Mais Juliette Binoche pourrait aussi vous parler de ces instants où le producteur Alain Terzian venait, sur le tournage de "Rendez Vous", assister à... Ses propres scènes de sexe, "son gros cigare en bouche".
Et ca ne s'arrête pas là.
Ce qui est impressionnant dans ce témoignage, c'est sa densité, la précision des faits, leur multiplicité. La persistance de ces violences aussi, dans la vie de Juliette Binoche, qui fera certainement écho, hélas, à l'existence de bien des femmes anonymes. "J'avais quelques repères de méfiance dès ma vingtaine, une première fois pour avoir été touchée par un maître d'école à 7 ans qui m'apprenait à lire en caressant mon sexe derrière son bureau devant la classe", se remémore-t-elle à ce titre. C'est glaçant, et cela semble sans fin.
L'actrice Césarisée et Oscarisée évoque également le "viol d'une figurante" durant le tournage du film Les Enfants du siècle de Diane Kurys, et le tournage extrêmement dérangeant de La vie de famille, dirigé par Jacques Doillon - que Judith Godrèche accuse aujourd'hui d'agressions sexuelles - où la jeune comédienne faisait l'objet, à travers son personnage, de "perturbantes répliques" - "Ta mère veut que je t'aime. Elle rêve que nous fassions l'amour ensemble. Alors je vais t'aimer" - et, une nouvelle fois, de scènes de nu ("Sur place, tout de suite, je devais retirer ma robe tee-shirt dès la première scène en hurlant.")
Et finalement, la comédienne dresse un constat, celui d'une carrière certes, mais surtout d'un milieu artistique en son intégralité, et d'une banalisation absolue des abus qui lui est relative : "Dans les années 90 il n'y avait pas un scénario sans une scène nue. J'ai appris à sauter dedans, comme on plonge en mer froide, tête la première. J'acceptais tout avec fougue. Les coups bas, les gestes déplacés, les remarques sexistes : je ne les oublie pas".

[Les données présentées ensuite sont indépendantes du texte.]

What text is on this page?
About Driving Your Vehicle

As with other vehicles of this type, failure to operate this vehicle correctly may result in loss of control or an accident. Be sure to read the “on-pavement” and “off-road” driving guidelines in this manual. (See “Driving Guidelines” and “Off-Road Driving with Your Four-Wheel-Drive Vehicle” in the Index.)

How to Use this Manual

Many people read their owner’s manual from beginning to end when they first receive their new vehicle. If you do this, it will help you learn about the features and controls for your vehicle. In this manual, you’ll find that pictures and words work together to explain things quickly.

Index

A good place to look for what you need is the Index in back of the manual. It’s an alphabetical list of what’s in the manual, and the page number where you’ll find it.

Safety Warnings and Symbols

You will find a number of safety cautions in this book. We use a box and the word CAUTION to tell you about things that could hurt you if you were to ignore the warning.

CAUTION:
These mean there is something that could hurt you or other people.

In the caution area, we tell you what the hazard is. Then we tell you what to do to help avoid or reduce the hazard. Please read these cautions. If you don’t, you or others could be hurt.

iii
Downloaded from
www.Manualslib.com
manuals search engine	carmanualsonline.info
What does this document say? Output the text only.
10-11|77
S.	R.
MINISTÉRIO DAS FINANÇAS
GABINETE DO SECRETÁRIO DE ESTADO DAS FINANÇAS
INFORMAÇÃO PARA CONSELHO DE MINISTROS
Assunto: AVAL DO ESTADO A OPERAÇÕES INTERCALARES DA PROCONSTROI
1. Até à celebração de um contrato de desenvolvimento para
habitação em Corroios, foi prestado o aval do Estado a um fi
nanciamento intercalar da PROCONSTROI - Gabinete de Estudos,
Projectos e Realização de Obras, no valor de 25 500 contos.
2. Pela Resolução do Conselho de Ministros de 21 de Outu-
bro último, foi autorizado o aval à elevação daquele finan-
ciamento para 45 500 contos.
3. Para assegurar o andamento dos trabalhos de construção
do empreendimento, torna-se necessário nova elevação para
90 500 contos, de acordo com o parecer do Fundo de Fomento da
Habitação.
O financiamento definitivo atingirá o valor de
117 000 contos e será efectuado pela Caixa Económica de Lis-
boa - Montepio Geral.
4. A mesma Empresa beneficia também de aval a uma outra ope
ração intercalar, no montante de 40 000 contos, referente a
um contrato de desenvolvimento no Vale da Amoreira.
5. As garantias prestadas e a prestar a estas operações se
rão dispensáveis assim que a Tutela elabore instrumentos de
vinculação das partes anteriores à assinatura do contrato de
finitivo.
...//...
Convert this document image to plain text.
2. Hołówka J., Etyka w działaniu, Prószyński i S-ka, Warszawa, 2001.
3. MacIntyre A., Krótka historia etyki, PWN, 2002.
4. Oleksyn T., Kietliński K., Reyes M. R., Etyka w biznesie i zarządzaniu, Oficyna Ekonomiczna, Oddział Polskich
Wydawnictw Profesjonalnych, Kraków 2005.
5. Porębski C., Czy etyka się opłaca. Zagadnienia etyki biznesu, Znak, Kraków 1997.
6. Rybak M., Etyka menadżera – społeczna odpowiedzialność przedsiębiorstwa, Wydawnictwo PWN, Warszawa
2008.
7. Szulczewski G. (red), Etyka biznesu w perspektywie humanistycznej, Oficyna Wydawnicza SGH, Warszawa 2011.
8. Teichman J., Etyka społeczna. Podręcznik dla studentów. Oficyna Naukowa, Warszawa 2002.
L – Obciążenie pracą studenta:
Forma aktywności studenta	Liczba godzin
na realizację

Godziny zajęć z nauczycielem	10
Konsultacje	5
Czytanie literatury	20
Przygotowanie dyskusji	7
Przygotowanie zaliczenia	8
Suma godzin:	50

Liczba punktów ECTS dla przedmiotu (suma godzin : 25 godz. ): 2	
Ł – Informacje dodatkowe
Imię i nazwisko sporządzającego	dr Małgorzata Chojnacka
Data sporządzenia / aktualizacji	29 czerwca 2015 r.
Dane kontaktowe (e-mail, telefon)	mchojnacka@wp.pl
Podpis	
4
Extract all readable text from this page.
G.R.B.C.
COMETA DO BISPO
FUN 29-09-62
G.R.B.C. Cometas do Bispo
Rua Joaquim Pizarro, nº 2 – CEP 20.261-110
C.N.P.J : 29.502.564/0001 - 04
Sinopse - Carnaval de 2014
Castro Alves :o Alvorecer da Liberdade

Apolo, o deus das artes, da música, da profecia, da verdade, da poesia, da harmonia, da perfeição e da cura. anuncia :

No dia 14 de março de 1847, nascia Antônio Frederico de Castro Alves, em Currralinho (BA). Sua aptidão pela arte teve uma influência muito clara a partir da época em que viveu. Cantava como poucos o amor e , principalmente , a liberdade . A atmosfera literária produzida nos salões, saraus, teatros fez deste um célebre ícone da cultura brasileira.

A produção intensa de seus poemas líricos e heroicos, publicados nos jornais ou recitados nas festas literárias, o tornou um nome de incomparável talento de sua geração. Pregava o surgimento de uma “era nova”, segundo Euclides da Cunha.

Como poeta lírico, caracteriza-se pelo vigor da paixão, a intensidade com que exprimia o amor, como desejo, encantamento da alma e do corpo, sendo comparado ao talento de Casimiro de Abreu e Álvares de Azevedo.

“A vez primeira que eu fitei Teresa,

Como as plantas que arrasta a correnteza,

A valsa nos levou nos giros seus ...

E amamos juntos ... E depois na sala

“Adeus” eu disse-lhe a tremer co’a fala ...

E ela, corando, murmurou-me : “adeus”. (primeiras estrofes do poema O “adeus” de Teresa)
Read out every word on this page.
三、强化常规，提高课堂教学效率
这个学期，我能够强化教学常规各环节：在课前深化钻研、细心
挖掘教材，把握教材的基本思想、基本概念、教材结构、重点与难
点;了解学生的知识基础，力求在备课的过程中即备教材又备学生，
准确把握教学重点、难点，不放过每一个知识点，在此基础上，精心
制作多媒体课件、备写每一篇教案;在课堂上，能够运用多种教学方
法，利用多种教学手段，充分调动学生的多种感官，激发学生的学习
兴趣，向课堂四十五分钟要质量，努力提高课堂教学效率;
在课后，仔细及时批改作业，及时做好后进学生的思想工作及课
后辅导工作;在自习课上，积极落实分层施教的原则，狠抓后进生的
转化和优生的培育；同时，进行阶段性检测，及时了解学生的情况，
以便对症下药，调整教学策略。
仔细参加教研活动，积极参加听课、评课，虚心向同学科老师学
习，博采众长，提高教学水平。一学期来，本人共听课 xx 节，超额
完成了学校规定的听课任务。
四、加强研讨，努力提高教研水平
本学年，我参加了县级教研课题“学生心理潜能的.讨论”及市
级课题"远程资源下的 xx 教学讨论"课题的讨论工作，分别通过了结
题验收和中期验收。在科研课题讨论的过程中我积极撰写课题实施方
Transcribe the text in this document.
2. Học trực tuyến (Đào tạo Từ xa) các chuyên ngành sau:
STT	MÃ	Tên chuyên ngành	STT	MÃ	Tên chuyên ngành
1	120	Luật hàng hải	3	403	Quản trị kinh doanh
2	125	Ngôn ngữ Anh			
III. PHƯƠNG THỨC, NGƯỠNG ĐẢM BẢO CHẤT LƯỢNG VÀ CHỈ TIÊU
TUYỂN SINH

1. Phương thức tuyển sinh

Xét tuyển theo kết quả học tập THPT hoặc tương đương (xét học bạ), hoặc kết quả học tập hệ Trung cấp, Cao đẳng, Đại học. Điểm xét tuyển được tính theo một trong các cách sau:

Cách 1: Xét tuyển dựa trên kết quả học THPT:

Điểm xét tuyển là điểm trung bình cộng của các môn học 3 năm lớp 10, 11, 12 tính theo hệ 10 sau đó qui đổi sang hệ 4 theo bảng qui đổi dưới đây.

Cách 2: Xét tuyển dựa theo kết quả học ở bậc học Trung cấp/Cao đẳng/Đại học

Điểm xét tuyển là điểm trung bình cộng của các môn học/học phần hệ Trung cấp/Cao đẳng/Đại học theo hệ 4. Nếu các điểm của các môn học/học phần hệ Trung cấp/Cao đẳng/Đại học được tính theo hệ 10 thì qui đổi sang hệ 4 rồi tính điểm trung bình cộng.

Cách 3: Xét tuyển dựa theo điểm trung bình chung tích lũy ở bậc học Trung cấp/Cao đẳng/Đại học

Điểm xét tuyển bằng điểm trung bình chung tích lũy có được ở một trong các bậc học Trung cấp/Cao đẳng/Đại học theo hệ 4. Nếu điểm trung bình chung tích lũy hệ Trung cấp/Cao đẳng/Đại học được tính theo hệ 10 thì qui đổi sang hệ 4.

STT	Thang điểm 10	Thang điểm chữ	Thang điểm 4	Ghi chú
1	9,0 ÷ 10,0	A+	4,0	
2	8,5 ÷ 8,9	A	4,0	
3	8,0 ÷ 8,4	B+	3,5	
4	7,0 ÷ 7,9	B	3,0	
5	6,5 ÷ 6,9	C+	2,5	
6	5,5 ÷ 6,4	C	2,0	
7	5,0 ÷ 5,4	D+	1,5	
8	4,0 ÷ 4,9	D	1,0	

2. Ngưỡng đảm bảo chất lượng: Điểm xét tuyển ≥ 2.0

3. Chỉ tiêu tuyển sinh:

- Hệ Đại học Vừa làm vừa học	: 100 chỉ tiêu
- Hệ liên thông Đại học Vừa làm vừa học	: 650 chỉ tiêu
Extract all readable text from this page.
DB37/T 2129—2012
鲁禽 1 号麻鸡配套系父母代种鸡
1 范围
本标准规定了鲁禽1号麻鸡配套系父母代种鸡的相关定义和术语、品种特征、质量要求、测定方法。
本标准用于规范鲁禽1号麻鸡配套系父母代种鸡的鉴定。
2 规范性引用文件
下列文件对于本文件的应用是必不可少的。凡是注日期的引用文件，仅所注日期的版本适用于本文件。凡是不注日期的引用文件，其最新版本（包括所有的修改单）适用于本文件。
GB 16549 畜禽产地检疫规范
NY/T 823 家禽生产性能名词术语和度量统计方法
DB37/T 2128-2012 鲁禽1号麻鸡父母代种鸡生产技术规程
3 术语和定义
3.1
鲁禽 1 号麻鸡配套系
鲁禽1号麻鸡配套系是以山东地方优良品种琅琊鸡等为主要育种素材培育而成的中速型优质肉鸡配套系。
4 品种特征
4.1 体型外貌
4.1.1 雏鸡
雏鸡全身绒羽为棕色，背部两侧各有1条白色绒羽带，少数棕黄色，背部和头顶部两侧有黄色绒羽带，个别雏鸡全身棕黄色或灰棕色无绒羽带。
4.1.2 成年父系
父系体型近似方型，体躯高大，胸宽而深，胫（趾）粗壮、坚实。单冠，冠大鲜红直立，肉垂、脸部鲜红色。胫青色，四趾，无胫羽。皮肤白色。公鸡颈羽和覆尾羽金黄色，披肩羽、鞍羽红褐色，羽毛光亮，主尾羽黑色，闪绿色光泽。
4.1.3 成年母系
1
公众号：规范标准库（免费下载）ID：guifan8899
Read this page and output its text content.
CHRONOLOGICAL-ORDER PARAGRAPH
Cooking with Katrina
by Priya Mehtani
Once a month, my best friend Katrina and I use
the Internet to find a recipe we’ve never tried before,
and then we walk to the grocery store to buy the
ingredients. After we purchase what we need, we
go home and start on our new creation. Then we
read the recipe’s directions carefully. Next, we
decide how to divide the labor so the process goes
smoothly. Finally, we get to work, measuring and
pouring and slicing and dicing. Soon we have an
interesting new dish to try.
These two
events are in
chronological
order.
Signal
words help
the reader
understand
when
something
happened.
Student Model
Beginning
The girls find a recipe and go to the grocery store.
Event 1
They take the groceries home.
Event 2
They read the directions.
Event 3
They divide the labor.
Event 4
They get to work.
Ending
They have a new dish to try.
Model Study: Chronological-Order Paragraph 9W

C'est un entretien vertigineux, et dont la résonnance semble se confronter à un cinglant silence, particulièrement sonore au sein du milieu du cinéma français. De quoi renvoyer à ces mots si éloquents de Judith Godrèche, s'adressant à l'assistance des César : "Serait-il possible que nous puissions regarder la vérité en face, prendre nos responsabilités ? Depuis quelque temps, je parle, je parle, mais je ne vous entends pas. Ou à peine. Où êtes-vous ? Un chuchotement, un demi-mot, ce serait déjà ça".
No comment.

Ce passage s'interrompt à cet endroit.